The executors were all properly charged with liability to account for and pay over the income of the trust estate, under the proofs in this case. They all qualified; they all united in causing the inventory to be made; they must all have known of the condition of the estate as disclosed by the inventory; two of them, certainly, had actual knowledge of the use which was made of the property; if the others did not know, they could have known by the exercise of ordinary care and vigilance that the funds had been diverted from the usual course of trust investments and were employed in the business of the new firm.
Upon the most favorable view of the facts they are brought within the operation of the rule laid down by this court in Wilmerding v. McKesson ( 103 N.Y. 329).
The surrogate directed the executors to pay each petitioner out of the principal of the trust estate the sum of $183, being one-half of the referee's and stenographer's fees incurred in the proceedings. The General Term modified the order by striking out this provision, which we think was error.

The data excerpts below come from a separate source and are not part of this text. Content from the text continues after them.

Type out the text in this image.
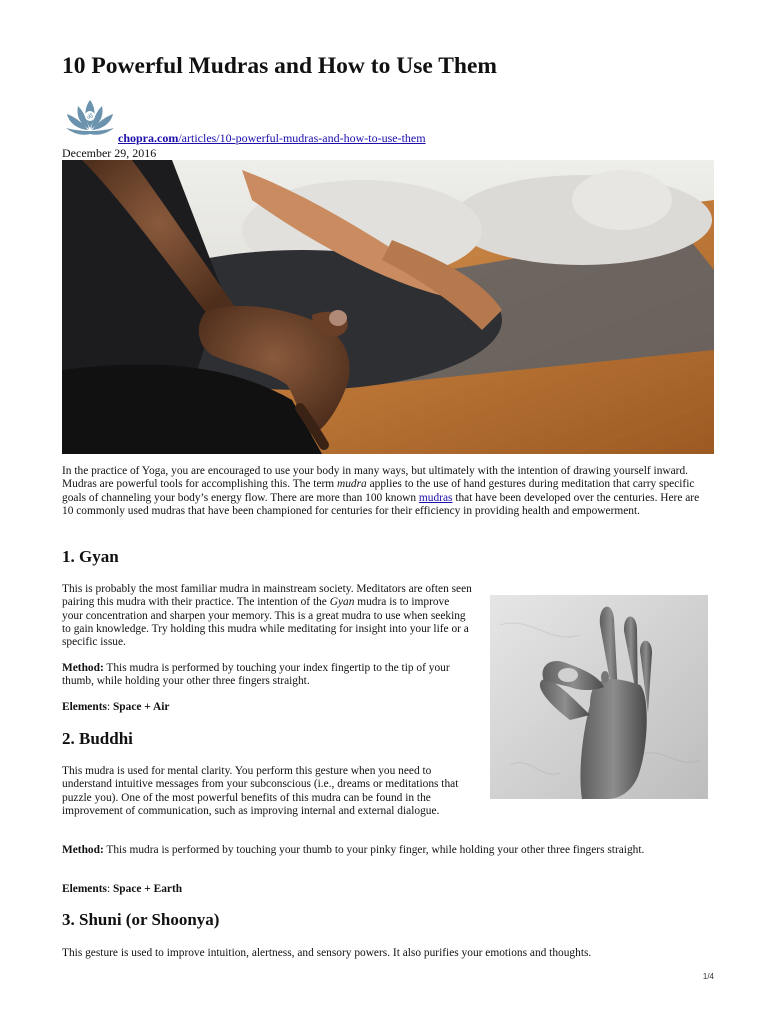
10 Powerful Mudras and How to Use Them
ॐ
chopra.com/articles/10-powerful-mudras-and-how-to-use-them
December 29, 2016

In the practice of Yoga, you are encouraged to use your body in many ways, but ultimately with the intention of drawing yourself inward. Mudras are powerful tools for accomplishing this. The term mudra applies to the use of hand gestures during meditation that carry specific goals of channeling your body’s energy flow. There are more than 100 known mudras that have been developed over the centuries. Here are 10 commonly used mudras that have been championed for centuries for their efficiency in providing health and empowerment.

1. Gyan

This is probably the most familiar mudra in mainstream society. Meditators are often seen pairing this mudra with their practice. The intention of the Gyan mudra is to improve your concentration and sharpen your memory. This is a great mudra to use when seeking to gain knowledge. Try holding this mudra while meditating for insight into your life or a specific issue.

Method: This mudra is performed by touching your index fingertip to the tip of your thumb, while holding your other three fingers straight.

Elements: Space + Air

2. Buddhi

This mudra is used for mental clarity. You perform this gesture when you need to understand intuitive messages from your subconscious (i.e., dreams or meditations that puzzle you). One of the most powerful benefits of this mudra can be found in the improvement of communication, such as improving internal and external dialogue.

Method: This mudra is performed by touching your thumb to your pinky finger, while holding your other three fingers straight.

Elements: Space + Earth

3. Shuni (or Shoonya)

This gesture is used to improve intuition, alertness, and sensory powers. It also purifies your emotions and thoughts.

1/4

One-half of the trust estate, upon the termination of the trust, goes to the executor through whose active participation in the unauthorized use of it the institution of these proceedings was rendered necessary. It also appears that one of the beneficiaries who was entitled to one-half of the income of the estate has died since these proceedings were begun, and that such part of the income must accumulate for the joint benefit of this executor and his brother during the life-time of the surviving beneficiary, and there is, therefore, sufficient funds out of which these expenses can be paid without impairing the income to which the surviving beneficiary is entitled.
That part of the orders appealed from, reducing the amount of income to be paid to each petitioner from $6,176.31 to $4,983.72, and striking out the provision in the order of the surrogate directing the payment of referee's and stenographer's fees, should be reversed and the orders of the surrogate modified by directing that such fees be paid out of the income of that part of the trust estate to which Matilda Myers was entitled in her life-time, accruing since her death, and as so modified the orders of the surrogate should be affirmed, with costs to the petitioners in this court and the Supreme Court, to be paid out of such income accruing since the death of Matilda Myers.
Upon a motion subsequently made to amend the remittitur, the following mem. was handed down:
"This is a motion to amend the remittitur so as to direct that the costs be paid out of the principal of the trust estate and not from a portion of the income, and we think it should be granted.
"The court received the impression, upon the argument, that it was conceded that the income of one-half of the trust fund, to which Matilda Myers was entitled in her life-time, must accumulate until the death of her sister, and that the costs might properly be paid out of such income in accordance with the suggestion in the last opinion of Justice DANIELS at General Term. It seems that this was a misapprehension of the position of counsel and that the question of the disposition of this income should not be embarrassed by any intimation or suggestion from the court upon the determination of this appeal. The remittitur should be amended by striking out the modification of the surrogate's decree in this respect, and directing an affirmance of the decree, with costs of both parties in this court and the Supreme Court, to be paid out of the principal of the estate in the hands of the executors."